3) Was communion served to people at New Song who were not "members in good standing in an evangelical church?"
4) Was a wedding officiated at New Song by one who was other than an ordained minister? Was it done with the knowledge of the pastor or of MNA personnel?
Thank you for your willingness to dialogue with us
as we seek to sort out these matters of concern.
To the Rev. Phil Stogner:
. . . We thank you for your letter dated June 2, 1998 in which you explain your perspective on Jason's call, your delayed response to our previous inquiries, and your position with respect to our perception that you represented Northern California Presbytery. While your explanations are helpful we still have some specific questions which arise out of your communication to Jason on 3/9/98 which we would like for you to answer.
1) You said in your communication to Jason that he needed to "conform to the guidelines." We would like to know what these guidelines are and whose guidelines they are. We found Jason was most willing to abide by our guidelines.
2) You also raised the question about whether Jason would "humbly serve first." Why was Jason's humble service in question? We had seen no reason to question his willingness to humbly serve. Who raised this question?
3) When you said that the question of Jason's "humble service" was before "the house," which house was this? This is not a question that has been raised in the house of Central Georgia Presbytery. Who raised this question and why?
4) You also mentioned "hurdles"
which Jason faced in order to get to Provo. No hurdles were mentioned
to us when we considered a call to Jason. What were these hurdles?
Who had these hurdles in mind?
To Dr. Cortez Cooper, MNA Coordinator:
. . . We thank you for your letter dated June 3, 1998 in which you invite us to contact you with any concerns we might have arising out of the recent events with respect to Jason Wallace's call, etc. In that regard we would most appreciate it if you could address the following questions:
1) Is too much power or control respecting church-planting in the West concentrated in the hands of Lewis Ruff? Is it wise to have one man functioning as an assessor, a regional coordinator, and hold Presbytery positions as well?

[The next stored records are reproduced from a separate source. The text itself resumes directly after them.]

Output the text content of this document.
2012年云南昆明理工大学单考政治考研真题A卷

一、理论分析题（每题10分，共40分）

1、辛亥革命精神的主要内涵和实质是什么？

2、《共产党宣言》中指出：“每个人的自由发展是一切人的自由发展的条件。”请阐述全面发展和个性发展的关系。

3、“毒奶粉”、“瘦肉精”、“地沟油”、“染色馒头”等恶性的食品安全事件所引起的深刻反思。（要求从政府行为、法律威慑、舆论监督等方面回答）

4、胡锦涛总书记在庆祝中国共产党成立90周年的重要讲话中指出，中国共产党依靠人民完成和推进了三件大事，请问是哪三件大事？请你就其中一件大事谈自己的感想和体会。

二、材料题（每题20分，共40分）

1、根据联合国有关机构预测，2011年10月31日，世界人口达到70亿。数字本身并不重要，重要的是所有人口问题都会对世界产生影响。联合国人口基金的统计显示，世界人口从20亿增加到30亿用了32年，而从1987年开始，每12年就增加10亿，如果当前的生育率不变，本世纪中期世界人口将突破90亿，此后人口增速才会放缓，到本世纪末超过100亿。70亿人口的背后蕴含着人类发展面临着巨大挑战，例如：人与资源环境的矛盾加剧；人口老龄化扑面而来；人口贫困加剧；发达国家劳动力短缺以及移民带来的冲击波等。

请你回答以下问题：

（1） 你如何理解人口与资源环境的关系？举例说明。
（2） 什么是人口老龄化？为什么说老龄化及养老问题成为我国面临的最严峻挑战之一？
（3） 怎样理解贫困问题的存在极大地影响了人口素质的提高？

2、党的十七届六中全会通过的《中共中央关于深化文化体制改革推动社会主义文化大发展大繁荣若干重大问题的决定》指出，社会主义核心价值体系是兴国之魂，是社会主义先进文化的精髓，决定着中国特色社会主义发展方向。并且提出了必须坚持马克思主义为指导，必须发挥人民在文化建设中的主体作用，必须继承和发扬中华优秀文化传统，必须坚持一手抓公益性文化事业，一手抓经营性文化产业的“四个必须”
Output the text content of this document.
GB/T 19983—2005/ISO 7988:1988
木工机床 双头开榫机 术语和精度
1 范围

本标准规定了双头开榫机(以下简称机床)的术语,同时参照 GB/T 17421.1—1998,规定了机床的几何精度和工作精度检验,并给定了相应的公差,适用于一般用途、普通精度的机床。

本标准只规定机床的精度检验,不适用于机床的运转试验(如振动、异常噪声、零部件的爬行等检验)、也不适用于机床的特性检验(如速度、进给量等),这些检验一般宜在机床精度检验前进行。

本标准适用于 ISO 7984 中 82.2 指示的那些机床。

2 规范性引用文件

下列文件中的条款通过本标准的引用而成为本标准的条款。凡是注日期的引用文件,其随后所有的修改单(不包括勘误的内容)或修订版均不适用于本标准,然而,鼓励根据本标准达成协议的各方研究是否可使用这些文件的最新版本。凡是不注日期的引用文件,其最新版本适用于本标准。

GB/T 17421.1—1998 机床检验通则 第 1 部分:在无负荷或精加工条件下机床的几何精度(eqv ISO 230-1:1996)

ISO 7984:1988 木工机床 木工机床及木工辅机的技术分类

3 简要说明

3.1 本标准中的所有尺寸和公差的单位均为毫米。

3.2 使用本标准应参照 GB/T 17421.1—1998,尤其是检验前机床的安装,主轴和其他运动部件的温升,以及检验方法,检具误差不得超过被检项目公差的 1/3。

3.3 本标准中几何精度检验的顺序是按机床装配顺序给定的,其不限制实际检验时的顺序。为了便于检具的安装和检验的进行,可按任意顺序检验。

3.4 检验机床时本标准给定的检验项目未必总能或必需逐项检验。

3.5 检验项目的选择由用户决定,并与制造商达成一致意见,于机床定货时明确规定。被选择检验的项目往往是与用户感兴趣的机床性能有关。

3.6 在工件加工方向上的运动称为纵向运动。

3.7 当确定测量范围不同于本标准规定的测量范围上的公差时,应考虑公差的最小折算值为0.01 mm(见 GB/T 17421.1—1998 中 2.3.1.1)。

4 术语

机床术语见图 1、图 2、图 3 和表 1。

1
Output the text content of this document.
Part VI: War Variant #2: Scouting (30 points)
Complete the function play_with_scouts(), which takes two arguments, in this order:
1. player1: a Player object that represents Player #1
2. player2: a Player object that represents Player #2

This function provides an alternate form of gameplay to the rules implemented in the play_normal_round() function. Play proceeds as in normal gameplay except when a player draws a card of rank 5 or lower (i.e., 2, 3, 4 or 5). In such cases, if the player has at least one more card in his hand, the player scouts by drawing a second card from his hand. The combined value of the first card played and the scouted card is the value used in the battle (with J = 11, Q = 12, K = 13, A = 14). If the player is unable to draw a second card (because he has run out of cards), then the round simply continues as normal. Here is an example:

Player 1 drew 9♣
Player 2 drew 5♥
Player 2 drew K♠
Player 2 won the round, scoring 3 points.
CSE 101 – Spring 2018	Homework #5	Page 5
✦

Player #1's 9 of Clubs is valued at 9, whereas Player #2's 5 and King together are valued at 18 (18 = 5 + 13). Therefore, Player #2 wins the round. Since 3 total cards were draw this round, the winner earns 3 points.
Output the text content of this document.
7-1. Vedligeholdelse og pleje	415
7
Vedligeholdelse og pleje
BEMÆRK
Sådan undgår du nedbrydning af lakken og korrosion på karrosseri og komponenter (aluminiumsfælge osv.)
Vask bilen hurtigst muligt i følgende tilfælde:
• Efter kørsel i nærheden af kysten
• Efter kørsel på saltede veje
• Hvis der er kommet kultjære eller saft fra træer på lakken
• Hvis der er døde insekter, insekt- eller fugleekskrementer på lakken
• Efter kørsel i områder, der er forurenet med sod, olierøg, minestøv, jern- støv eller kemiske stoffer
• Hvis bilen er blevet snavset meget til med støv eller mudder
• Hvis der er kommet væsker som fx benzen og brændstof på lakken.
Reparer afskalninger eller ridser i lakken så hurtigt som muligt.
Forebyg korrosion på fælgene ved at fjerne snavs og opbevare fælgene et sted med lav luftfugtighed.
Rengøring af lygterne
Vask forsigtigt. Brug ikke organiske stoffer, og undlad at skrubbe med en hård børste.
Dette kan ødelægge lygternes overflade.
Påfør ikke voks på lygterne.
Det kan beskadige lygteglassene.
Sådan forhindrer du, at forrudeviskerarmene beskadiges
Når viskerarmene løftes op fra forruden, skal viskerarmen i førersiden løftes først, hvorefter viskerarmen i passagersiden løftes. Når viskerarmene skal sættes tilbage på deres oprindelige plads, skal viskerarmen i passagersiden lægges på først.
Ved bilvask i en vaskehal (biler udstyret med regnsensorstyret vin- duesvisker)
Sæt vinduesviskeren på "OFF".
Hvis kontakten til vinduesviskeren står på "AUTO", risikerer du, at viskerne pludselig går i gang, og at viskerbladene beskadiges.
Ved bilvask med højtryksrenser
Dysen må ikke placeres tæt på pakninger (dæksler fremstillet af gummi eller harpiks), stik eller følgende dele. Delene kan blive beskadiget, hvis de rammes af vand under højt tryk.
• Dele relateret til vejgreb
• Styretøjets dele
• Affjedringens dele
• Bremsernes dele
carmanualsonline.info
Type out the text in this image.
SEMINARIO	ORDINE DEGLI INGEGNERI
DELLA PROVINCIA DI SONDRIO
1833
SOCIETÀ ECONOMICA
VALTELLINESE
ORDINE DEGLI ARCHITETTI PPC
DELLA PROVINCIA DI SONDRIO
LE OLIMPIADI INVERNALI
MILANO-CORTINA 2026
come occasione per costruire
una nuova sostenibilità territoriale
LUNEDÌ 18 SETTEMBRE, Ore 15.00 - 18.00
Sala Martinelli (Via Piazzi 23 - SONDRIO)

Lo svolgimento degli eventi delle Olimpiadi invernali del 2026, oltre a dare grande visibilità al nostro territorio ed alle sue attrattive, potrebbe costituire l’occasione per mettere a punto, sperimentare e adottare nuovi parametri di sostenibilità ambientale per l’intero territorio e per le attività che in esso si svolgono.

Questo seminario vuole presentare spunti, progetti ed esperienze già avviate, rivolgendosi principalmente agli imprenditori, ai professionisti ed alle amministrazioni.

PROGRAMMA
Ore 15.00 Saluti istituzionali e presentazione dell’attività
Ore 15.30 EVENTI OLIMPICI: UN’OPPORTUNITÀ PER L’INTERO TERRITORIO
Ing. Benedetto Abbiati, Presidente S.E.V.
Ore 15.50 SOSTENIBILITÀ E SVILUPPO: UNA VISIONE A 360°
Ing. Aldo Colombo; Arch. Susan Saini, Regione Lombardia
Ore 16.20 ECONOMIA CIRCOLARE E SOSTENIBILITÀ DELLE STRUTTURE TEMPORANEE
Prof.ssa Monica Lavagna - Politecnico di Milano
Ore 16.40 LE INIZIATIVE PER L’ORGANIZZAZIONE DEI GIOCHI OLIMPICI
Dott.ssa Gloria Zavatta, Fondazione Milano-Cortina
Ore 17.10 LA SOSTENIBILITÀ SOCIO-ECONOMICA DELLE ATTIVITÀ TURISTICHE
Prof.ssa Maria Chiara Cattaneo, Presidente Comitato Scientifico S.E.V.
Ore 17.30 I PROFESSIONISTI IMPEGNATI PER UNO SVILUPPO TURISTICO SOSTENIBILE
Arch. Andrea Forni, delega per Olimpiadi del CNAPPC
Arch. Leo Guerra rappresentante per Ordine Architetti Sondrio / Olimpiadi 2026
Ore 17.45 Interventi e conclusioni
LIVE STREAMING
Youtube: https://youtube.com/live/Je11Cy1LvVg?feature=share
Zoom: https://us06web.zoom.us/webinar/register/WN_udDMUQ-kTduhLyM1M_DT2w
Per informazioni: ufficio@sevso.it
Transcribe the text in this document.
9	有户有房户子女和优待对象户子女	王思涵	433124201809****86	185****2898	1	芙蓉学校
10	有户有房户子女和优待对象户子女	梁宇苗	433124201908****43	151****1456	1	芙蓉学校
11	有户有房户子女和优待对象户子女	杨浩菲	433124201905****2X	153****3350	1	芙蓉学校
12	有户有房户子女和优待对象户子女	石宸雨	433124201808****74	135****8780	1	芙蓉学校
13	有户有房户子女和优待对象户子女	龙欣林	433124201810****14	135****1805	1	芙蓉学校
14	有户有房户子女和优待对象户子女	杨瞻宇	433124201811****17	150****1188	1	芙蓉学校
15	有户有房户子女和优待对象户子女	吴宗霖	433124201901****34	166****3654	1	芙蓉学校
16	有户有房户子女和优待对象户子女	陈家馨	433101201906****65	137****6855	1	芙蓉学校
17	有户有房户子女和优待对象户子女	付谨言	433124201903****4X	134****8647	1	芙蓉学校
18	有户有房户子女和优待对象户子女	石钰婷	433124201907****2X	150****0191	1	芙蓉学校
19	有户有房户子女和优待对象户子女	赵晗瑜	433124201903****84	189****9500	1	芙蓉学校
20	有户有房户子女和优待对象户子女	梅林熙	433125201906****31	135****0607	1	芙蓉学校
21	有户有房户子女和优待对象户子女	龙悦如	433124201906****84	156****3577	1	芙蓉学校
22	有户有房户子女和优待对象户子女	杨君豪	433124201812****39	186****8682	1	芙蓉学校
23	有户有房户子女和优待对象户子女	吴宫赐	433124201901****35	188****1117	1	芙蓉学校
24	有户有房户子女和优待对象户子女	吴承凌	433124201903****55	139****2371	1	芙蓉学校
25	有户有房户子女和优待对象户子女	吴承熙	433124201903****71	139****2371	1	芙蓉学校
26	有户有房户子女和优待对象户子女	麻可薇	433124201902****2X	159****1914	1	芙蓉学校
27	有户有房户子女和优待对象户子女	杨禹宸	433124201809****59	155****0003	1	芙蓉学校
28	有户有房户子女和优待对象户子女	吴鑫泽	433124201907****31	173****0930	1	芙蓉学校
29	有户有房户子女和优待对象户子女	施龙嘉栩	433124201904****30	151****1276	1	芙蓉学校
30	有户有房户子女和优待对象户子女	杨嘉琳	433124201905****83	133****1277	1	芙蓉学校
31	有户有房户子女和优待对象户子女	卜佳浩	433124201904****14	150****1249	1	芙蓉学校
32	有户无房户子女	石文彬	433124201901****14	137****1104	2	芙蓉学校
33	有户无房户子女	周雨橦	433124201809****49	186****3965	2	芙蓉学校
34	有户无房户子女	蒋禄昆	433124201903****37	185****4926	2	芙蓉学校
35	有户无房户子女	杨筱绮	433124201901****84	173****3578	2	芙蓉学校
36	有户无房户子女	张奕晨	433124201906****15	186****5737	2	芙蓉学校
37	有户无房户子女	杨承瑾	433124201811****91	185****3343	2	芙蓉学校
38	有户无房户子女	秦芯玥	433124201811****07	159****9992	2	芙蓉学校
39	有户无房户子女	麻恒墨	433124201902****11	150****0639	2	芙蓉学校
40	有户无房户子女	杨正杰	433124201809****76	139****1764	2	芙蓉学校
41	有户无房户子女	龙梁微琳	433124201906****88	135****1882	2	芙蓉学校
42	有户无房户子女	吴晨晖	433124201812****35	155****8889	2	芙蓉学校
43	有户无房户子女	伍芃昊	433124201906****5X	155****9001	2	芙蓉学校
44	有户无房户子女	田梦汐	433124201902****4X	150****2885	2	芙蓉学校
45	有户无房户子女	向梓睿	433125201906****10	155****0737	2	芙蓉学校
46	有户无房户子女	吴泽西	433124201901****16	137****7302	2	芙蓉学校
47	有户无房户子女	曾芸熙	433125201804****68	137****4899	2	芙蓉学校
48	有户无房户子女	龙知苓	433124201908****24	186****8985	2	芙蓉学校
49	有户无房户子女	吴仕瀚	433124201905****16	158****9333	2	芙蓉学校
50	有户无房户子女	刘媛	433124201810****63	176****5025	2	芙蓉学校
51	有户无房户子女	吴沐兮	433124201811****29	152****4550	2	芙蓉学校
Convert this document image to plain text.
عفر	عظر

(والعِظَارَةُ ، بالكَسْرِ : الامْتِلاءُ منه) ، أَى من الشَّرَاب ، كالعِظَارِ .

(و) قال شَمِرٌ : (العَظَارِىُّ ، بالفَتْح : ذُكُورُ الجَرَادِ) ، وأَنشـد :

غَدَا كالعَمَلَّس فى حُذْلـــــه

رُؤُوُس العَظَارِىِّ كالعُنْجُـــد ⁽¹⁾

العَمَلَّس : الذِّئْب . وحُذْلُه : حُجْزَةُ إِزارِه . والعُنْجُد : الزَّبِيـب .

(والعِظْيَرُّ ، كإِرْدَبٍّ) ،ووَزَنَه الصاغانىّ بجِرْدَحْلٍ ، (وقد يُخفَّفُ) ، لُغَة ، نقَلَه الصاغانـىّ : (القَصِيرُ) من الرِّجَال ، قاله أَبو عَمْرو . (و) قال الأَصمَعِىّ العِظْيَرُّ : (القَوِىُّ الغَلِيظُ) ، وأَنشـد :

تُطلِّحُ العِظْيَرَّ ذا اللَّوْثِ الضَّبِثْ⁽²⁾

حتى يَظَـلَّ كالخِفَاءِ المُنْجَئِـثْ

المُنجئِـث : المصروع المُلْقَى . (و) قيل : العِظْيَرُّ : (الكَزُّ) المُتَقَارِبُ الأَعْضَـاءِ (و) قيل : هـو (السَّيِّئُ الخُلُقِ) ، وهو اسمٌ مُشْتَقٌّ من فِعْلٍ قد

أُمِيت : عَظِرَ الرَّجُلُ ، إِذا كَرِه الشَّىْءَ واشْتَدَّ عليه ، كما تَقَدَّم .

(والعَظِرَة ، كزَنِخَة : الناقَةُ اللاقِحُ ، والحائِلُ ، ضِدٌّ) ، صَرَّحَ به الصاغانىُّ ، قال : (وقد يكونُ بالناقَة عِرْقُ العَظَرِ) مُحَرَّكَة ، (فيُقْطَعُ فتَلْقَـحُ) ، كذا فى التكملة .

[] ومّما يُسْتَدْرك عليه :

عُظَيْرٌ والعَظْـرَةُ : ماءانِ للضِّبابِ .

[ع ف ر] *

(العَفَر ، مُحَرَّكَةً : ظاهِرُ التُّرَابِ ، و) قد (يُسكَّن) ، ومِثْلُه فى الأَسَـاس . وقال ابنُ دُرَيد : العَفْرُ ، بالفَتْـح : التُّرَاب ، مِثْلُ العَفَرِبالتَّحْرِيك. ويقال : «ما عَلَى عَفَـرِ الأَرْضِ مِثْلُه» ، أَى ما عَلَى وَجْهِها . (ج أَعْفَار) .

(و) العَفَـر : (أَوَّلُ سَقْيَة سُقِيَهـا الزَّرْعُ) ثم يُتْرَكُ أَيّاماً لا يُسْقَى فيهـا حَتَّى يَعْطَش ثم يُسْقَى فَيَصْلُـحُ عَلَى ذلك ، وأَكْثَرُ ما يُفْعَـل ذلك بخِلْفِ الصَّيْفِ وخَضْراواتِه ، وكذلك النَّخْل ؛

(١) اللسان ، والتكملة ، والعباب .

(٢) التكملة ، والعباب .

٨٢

2) Is adequate oversight of Area Coordinators being given?
3) Is it the view of MNA, explicitly or implicitly, that the future of the denomination is with "contemporary" worship rather than with traditional Reformed worship?
4) Is it the view of MNA that it is legitimate to use drama, dance, video, and rock music in Reformed worship?
5) What, in the view of MNA, is forbidden in worship and would not be permitted in a church under its supervision?
6) Is it possible that preference has been shown, whether overtly or subtly, to contemporary or novel forms of worship over traditional Reformed worship?
7) Have the accusations of favoritism towards those who advocate contemporary worship been investigated? Have participants in assessment centers been asked? Have church planters been surveyed?
8) Does MNA actively encourage the basic elements
of Reformed worship, such as metrical Psalm-singing, expository
preaching, and Biblical prayer?
Slated to appear before the next stated meeting of
Central Georgia Presbytery is Dr. Cortez Cooper, MNA Coordinator.
Also in attendance will be Dr. James C. Bland. Nominated to
succeed Dr. Cooper as Coordinator in 1999, Dr. Bland is scheduled
to assume a role as Associate Coordinator on October 1. Those
two denominational employees will be present to answer questions
at Central Georgia's meeting on October 13, 1998, at Vineville
Presbyterian Church in Macon, Georgia.